17 thoughts on “White Bean and Tomato Salad: I’ll have what the kitchen’s having

  1. This sounds so simple and delicious! I can’t wait until my basil starts growing and I can make this. For once, I actually have everything in my pantry!

  2. Great salad! This just screams summer. I sometimes make something similar — one of those recipes that’s incredibly easy to vary every time you make it. I’ve heard really good things about Family Table — sounds like an excellent book, and one I need to check out. Thanks.

  3. I make something similar with chick peas. It’s great to mix with some elbows or penne for a non-mayo pasta salad.

  4. This sounds like a fabulous side dish to our many grilled recipes throughout the year in AZ. Love the addition of the toasted panko breadcrumbs to the usual white beans, tomatoes and fresh herbs along with the marinated shallots. Sounds like this might be a cookbook to add to my many. Appreciate the selection.

  5. Thanks, Michael! I got impatient and went with store bought basil.

    Kitchenriffs, even as I made this, I was thinking of variations—including adding some Parmesan cheese or even thinly sliced salumi to turn it into more of a light lunch instead of a side.

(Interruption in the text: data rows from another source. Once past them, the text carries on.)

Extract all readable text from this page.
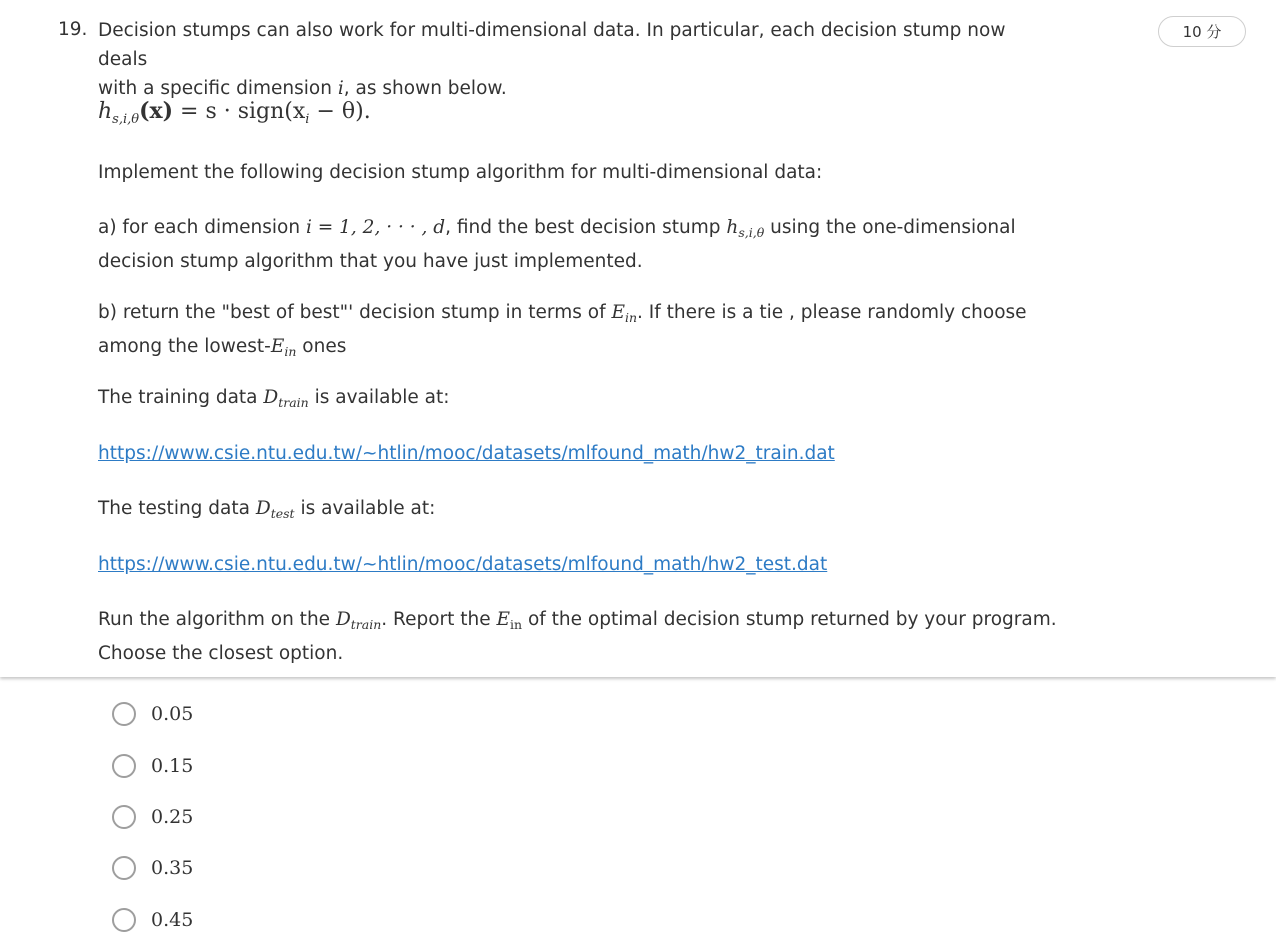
19.	10 分
Decision stumps can also work for multi-dimensional data. In particular, each decision stump now deals
with a specific dimension i, as shown below.
$h_{s,i,\theta}(x) = s$ · $sign(x_i - \theta)$.
Implement the following decision stump algorithm for multi-dimensional data:
a) for each dimension i = 1, 2, · · · , d, find the best decision stump $h_{s,i,\theta}$ using the one-dimensional
decision stump algorithm that you have just implemented.
b) return the "best of best"' decision stump in terms of $E_{in}$. If there is a tie , please randomly choose
among the lowest-$E_{in}$ ones
The training data $D_{train}$ is available at:
https://www.csie.ntu.edu.tw/~htlin/mooc/datasets/mlfound_math/hw2_train.dat
The testing data $D_{test}$ is available at:
https://www.csie.ntu.edu.tw/~htlin/mooc/datasets/mlfound_math/hw2_test.dat
Run the algorithm on the $D_{train}$. Report the $E_{in}$ of the optimal decision stump returned by your program.
Choose the closest option.
0.05
0.15
0.25
0.35
0.45
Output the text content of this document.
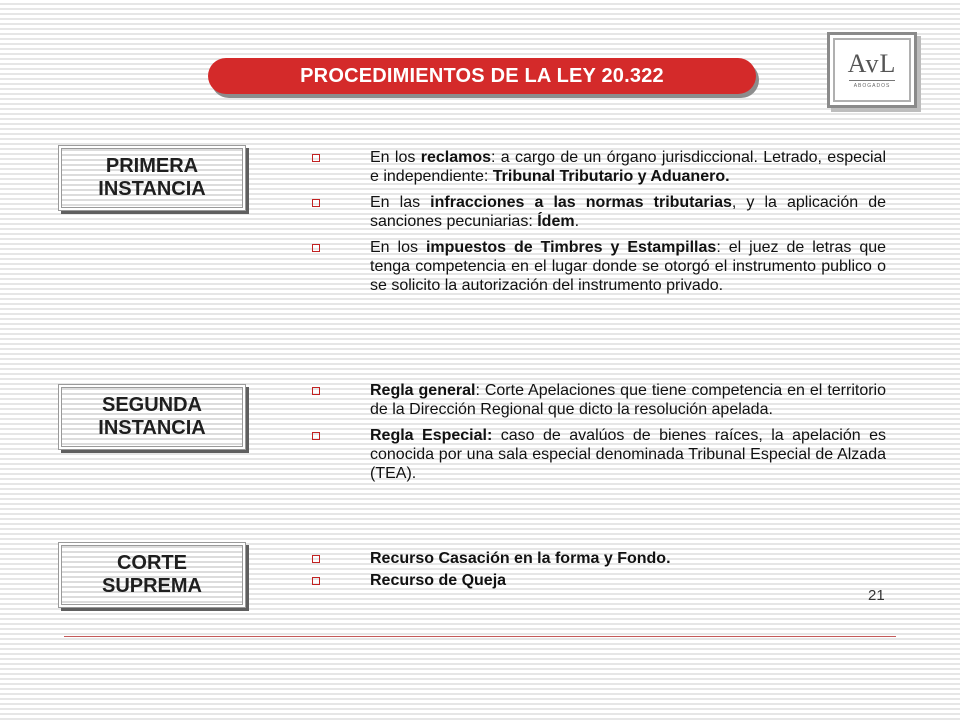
PROCEDIMIENTOS DE LA LEY 20.322	AvL
ABOGADOS
PRIMERA
INSTANCIA
SEGUNDA
INSTANCIA
CORTE
SUPREMA
En los reclamos: a cargo de un órgano jurisdiccional. Letrado, especial e independiente: Tribunal Tributario y Aduanero.
En las infracciones a las normas tributarias, y la aplicación de sanciones pecuniarias: Ídem.
En los impuestos de Timbres y Estampillas: el juez de letras que tenga competencia en el lugar donde se otorgó el instrumento publico o se solicito la autorización del instrumento privado.
Regla general: Corte Apelaciones que tiene competencia en el territorio de la Dirección Regional que dicto la resolución apelada.
Regla Especial: caso de avalúos de bienes raíces, la apelación es conocida por una sala especial denominada Tribunal Especial de Alzada (TEA).
Recurso Casación en la forma y Fondo.
Recurso de Queja
21
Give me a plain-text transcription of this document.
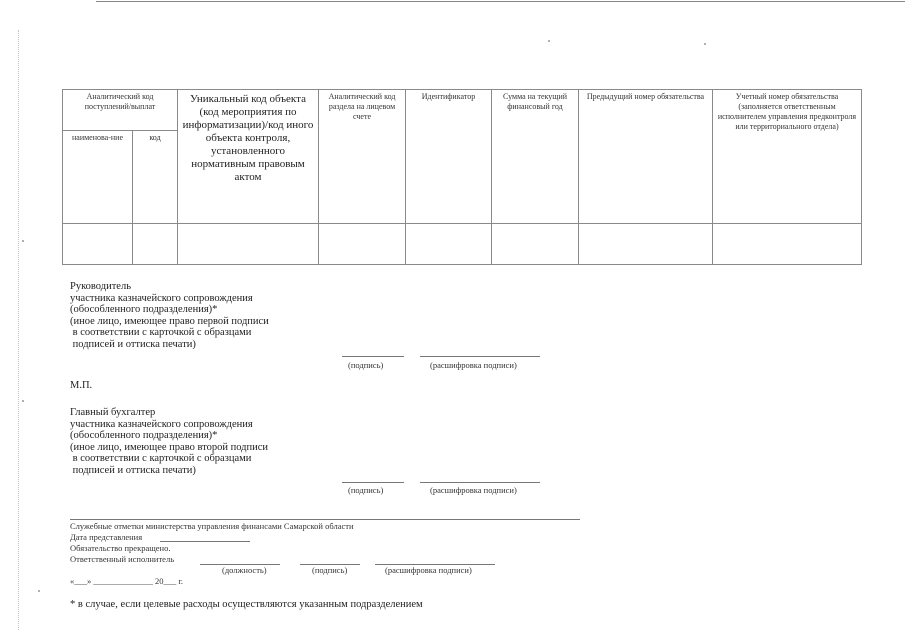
Аналитический код поступлений/выплат		Уникальный код объекта (код мероприятия по информатизации)/код иного объекта контроля, установленного нормативным правовым актом	Аналитический код раздела на лицевом счете	Идентификатор	Сумма на текущий финансовый год	Предыдущий номер обязательства	Учетный номер обязательства (заполняется ответственным исполнителем управления предконтроля или территориального отдела)
наименова-ние	код						

Руководитель
участника казначейского сопровождения
(обособленного подразделения)*
(иное лицо, имеющее право первой подписи
в соответствии с карточкой с образцами
подписей и оттиска печати)
(подпись)	(расшифровка подписи)
М.П.
Главный бухгалтер
участника казначейского сопровождения
(обособленного подразделения)*
(иное лицо, имеющее право второй подписи
в соответствии с карточкой с образцами
подписей и оттиска печати)
(подпись)	(расшифровка подписи)
Служебные отметки министерства управления финансами Самарской области
Дата представления
Обязательство прекращено.
Ответственный исполнитель
(должность)	(подпись)	(расшифровка подписи)
«___» ______________ 20___ г.
* в случае, если целевые расходы осуществляются указанным подразделением
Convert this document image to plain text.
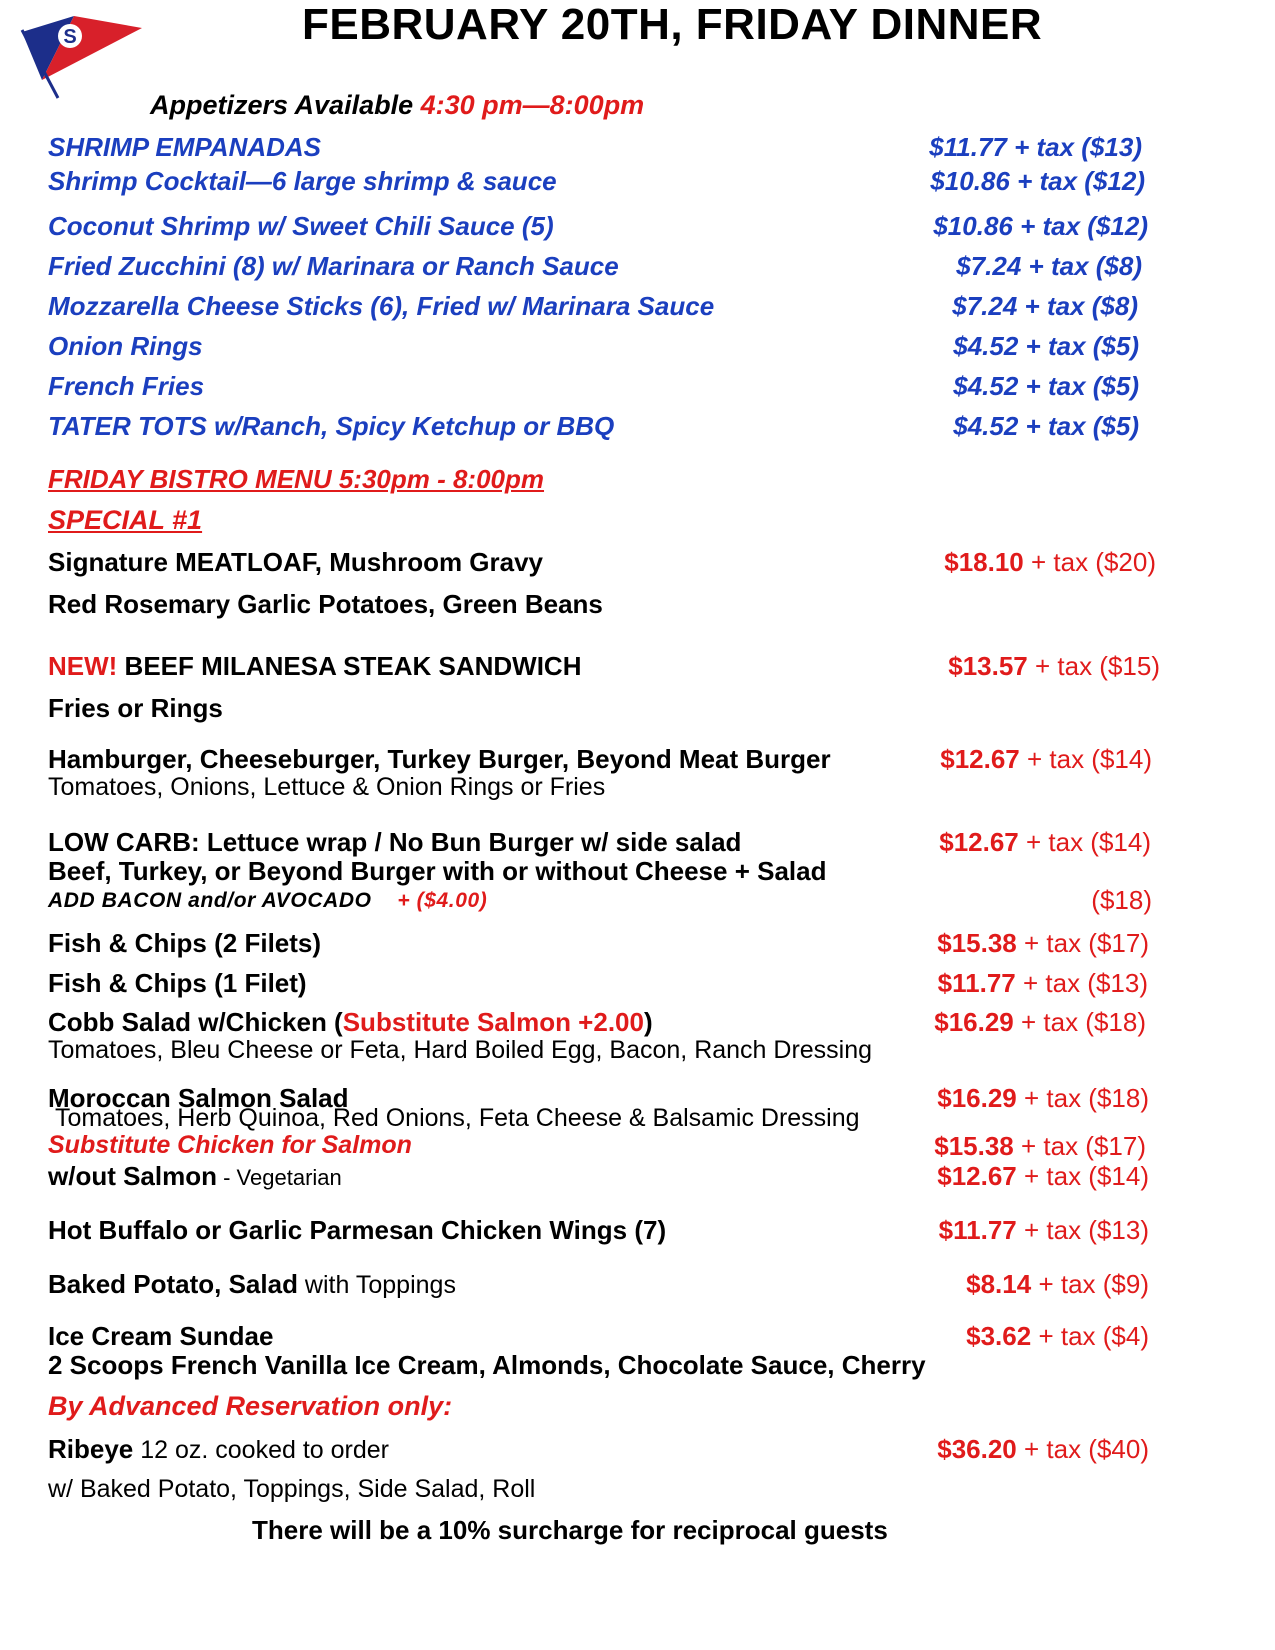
S	FEBRUARY 20TH, FRIDAY DINNER
Appetizers Available 4:30 pm—8:00pm
SHRIMP EMPANADAS	$11.77 + tax ($13)
Shrimp Cocktail—6 large shrimp & sauce	$10.86 + tax ($12)
Coconut Shrimp w/ Sweet Chili Sauce (5)	$10.86 + tax ($12)
Fried Zucchini (8) w/ Marinara or Ranch Sauce	$7.24 + tax ($8)
Mozzarella Cheese Sticks (6), Fried w/ Marinara Sauce	$7.24 + tax ($8)
Onion Rings	$4.52 + tax ($5)
French Fries	$4.52 + tax ($5)
TATER TOTS w/Ranch, Spicy Ketchup or BBQ	$4.52 + tax ($5)
FRIDAY BISTRO MENU 5:30pm - 8:00pm
SPECIAL #1
Signature MEATLOAF, Mushroom Gravy	$18.10 + tax ($20)
Red Rosemary Garlic Potatoes, Green Beans
NEW! BEEF MILANESA STEAK SANDWICH	$13.57 + tax ($15)
Fries or Rings
Hamburger, Cheeseburger, Turkey Burger, Beyond Meat Burger	$12.67 + tax ($14)
Tomatoes, Onions, Lettuce & Onion Rings or Fries
LOW CARB: Lettuce wrap / No Bun Burger w/ side salad	$12.67 + tax ($14)
Beef, Turkey, or Beyond Burger with or without Cheese + Salad
ADD BACON and/or AVOCADO + ($4.00)	($18)
Fish & Chips (2 Filets)	$15.38 + tax ($17)
Fish & Chips (1 Filet)	$11.77 + tax ($13)
Cobb Salad w/Chicken (Substitute Salmon +2.00)	$16.29 + tax ($18)
Tomatoes, Bleu Cheese or Feta, Hard Boiled Egg, Bacon, Ranch Dressing
Moroccan Salmon Salad	$16.29 + tax ($18)
Tomatoes, Herb Quinoa, Red Onions, Feta Cheese & Balsamic Dressing
Substitute Chicken for Salmon	$15.38 + tax ($17)
w/out Salmon - Vegetarian	$12.67 + tax ($14)
Hot Buffalo or Garlic Parmesan Chicken Wings (7)	$11.77 + tax ($13)
Baked Potato, Salad with Toppings	$8.14 + tax ($9)
Ice Cream Sundae	$3.62 + tax ($4)
2 Scoops French Vanilla Ice Cream, Almonds, Chocolate Sauce, Cherry
By Advanced Reservation only:
Ribeye 12 oz. cooked to order	$36.20 + tax ($40)
w/ Baked Potato, Toppings, Side Salad, Roll
There will be a 10% surcharge for reciprocal guests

    Altadenahiker, let us know what your future self thinks of it.

    Jeri, we love all things chickpeas. You might also try some ditalini as a really small scale pasta to mix with the beans.

    Barbara, we are totally going to be making additional recipes from this cookbook.

  6. I’m about ready to leave work early just to go home to make this.
    It looks like one of those dishes where you keep going to the fridge to sneak a spoonful…assuming there are leftovers.

  7. This was awesome, I used a 50/50 mix of red wine vinegar and balsalmic, and added lots of fresh feta. Thanks for the ideas!

  8. It’s weeks later, you’ll probably never see this, but – yes! Was light and easy and delicious. As usual, I used dry herbs because that’s what I have, and I live alone, and because nobody sells basil by leaf, and because I don’t love basil enough to eat every day for the next week. So while I’m sure my salad wasn’t as fresh as yours, it was more than good enough!

  9. Randi, I hope you didn’t cut work, but did get a chance to try it!

    Thanks, Rocky Mountain Woman!

    Celia, feta sounds like an excellent addition to this.

    Anita, glad you liked it! We often use dried herbs, and they do a great job. But should you find yourself with extra fresh basil, make some pesto. It freezes beautifully.